Shayndi Raice
WSJ, July 26, 2023
“Legal scholars say petitioners would have to prove several things in order for the court to strike down the law. Opponents would have to prove that the law undermines the core values of Israel as a Jewish and democratic state. They could also try to prove that there were flaws in the legislative process.”
Israel’s Supreme Court said Wednesday that it would hear a petition challenging the constitutionality of a judicial overhaul law enacted earlier this week, setting up a possible showdown between the court and the government.
The court, however, didn’t issue an immediate injunction, as petitioners had requested.

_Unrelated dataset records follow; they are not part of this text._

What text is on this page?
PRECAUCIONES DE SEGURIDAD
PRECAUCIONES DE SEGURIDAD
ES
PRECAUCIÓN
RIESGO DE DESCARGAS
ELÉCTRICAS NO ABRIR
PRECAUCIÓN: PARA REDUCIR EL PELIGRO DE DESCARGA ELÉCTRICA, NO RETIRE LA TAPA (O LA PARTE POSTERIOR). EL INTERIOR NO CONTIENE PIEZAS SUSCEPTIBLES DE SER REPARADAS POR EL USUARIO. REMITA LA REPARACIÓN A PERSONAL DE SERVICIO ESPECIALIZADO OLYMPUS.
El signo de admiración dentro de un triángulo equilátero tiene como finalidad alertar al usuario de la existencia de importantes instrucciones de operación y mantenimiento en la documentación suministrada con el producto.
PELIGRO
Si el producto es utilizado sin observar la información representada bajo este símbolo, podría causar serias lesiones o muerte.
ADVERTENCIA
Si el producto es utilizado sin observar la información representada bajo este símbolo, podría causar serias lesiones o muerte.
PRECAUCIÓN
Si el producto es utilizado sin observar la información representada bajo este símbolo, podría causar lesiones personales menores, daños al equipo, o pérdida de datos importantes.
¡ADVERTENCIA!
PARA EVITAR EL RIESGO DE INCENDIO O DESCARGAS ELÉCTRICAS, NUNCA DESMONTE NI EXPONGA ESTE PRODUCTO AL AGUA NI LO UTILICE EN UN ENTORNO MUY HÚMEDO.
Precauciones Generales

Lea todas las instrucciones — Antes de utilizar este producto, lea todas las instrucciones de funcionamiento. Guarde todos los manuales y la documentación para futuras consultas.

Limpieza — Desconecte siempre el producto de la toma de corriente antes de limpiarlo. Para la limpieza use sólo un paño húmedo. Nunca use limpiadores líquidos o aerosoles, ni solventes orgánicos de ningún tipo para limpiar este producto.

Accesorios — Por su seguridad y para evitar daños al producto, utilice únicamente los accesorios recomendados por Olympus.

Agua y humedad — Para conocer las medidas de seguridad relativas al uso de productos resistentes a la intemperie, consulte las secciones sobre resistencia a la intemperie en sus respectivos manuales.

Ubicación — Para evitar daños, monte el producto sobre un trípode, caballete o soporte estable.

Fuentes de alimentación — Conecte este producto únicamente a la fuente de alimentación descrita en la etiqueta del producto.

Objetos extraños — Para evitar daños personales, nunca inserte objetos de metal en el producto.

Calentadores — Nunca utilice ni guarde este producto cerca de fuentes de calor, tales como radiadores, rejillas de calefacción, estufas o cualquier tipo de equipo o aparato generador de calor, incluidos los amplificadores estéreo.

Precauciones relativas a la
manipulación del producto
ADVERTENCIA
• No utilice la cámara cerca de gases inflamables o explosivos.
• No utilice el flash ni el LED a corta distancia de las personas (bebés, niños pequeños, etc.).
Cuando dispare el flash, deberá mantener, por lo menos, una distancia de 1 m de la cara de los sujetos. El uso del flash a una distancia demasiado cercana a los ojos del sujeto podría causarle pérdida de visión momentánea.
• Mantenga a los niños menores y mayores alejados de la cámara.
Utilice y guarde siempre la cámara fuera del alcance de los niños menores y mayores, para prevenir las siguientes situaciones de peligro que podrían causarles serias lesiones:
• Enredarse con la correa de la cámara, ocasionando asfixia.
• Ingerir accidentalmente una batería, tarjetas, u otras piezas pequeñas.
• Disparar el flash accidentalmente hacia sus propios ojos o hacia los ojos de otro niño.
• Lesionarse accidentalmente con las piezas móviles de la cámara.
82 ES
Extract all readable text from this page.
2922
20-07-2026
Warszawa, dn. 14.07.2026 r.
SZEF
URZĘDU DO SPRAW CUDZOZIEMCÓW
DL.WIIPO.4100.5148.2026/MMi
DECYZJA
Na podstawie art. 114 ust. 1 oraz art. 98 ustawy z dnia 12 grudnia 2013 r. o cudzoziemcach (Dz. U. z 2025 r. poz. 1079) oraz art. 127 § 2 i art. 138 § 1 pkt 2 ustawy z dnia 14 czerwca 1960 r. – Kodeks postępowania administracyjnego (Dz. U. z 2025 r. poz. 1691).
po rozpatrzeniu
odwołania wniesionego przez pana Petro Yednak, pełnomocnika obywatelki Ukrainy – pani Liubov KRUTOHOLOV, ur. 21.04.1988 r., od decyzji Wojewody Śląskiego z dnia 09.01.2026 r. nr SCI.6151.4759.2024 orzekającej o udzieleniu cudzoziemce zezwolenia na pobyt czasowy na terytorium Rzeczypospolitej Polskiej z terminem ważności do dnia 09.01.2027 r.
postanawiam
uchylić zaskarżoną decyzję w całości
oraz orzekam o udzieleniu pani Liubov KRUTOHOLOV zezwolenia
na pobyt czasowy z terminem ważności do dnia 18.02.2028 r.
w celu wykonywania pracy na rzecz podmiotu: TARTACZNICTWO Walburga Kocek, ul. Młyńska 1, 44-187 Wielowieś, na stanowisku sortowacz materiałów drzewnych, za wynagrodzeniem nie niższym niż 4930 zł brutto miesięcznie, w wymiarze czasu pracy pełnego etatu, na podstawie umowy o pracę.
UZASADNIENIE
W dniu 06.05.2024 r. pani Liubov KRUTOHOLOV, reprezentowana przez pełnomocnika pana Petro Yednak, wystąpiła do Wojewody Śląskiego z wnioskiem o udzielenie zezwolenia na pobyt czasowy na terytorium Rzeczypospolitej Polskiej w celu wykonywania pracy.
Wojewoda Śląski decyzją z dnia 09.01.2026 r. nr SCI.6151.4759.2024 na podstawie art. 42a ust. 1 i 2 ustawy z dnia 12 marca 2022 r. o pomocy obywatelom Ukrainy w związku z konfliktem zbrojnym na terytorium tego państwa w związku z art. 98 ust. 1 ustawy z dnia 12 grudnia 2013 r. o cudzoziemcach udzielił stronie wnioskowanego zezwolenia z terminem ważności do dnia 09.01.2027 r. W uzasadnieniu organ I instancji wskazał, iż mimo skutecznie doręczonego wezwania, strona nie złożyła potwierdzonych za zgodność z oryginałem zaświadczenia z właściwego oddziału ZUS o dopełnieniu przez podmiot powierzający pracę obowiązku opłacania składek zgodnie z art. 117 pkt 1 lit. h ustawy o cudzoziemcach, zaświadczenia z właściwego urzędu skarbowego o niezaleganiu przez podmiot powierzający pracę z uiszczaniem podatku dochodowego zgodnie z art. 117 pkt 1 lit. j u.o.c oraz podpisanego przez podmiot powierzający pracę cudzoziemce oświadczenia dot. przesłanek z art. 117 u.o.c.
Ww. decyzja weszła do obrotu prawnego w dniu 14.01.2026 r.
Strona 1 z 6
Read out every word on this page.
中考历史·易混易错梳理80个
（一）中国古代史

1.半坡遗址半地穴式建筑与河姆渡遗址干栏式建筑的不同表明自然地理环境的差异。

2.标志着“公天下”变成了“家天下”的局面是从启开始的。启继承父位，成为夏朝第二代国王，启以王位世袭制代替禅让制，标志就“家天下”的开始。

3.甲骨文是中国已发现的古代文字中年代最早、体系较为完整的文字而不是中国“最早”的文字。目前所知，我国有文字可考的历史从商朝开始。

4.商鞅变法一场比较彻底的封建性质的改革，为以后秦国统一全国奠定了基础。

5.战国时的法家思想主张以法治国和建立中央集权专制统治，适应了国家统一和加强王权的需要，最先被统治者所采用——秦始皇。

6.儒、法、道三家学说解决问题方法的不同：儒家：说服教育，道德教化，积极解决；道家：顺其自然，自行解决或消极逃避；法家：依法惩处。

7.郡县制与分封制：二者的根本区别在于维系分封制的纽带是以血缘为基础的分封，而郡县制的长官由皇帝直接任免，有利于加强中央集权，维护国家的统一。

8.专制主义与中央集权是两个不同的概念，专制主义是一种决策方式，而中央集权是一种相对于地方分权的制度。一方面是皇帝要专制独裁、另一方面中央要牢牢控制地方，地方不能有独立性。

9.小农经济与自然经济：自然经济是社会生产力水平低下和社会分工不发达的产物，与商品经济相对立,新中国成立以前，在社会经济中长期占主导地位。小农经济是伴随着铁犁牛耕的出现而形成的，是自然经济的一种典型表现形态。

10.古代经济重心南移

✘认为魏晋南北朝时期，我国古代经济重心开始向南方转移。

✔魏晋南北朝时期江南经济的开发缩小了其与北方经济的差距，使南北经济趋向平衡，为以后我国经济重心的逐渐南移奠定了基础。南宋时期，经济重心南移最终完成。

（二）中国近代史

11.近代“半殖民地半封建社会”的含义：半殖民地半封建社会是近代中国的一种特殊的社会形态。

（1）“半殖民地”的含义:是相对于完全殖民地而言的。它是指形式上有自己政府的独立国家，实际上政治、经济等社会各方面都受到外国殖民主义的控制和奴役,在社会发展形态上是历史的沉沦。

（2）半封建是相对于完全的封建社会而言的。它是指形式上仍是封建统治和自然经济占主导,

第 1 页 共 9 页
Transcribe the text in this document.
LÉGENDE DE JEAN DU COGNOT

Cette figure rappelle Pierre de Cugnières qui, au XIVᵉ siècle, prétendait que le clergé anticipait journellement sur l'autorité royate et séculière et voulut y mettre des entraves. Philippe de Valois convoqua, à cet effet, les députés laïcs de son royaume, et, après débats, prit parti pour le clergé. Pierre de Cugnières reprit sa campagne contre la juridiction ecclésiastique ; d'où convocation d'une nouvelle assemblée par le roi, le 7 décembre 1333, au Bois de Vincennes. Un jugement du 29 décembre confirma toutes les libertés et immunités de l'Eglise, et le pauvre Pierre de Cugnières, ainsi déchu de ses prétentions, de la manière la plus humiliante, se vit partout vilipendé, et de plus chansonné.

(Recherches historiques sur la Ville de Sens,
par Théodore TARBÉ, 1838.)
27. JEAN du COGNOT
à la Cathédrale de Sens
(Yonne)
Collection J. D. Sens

Nongovernmental organizations and others filed petitions asking Israel’s highest court to overturn the law, which is akin to a constitutional amendment that does away with the court’s power to strike down government decisions it determines are extremely unreasonable. Rejecting such a quasi-constitutional law is something the Supreme Court has never done, but is now under public pressure to do.
The court set a preliminary hearing, which will be heard by one justice, for September. The court can then decide to bring the case before an extended panel that could include as many as 11 justices.
The court’s decision to set a hearing doesn’t mean it will strike down the law—the question currently electrifying the country. Such a scenario would pit the government against the court and could lead to a full-blown constitutional crisis if the government were to ignore a court ruling.
The court’s decision to set the hearing so quickly means “they understand the urgency,” said Yaniv Roznai, a law professor at Reichman University in the Israeli city of Herzliya.
Israel’s doctors went on strike on Tuesday and authorities forcibly removed protesters from roadways during a night of unrest over a judicial overhaul carried out by Prime Minister Benjamin Netanyahu’s government.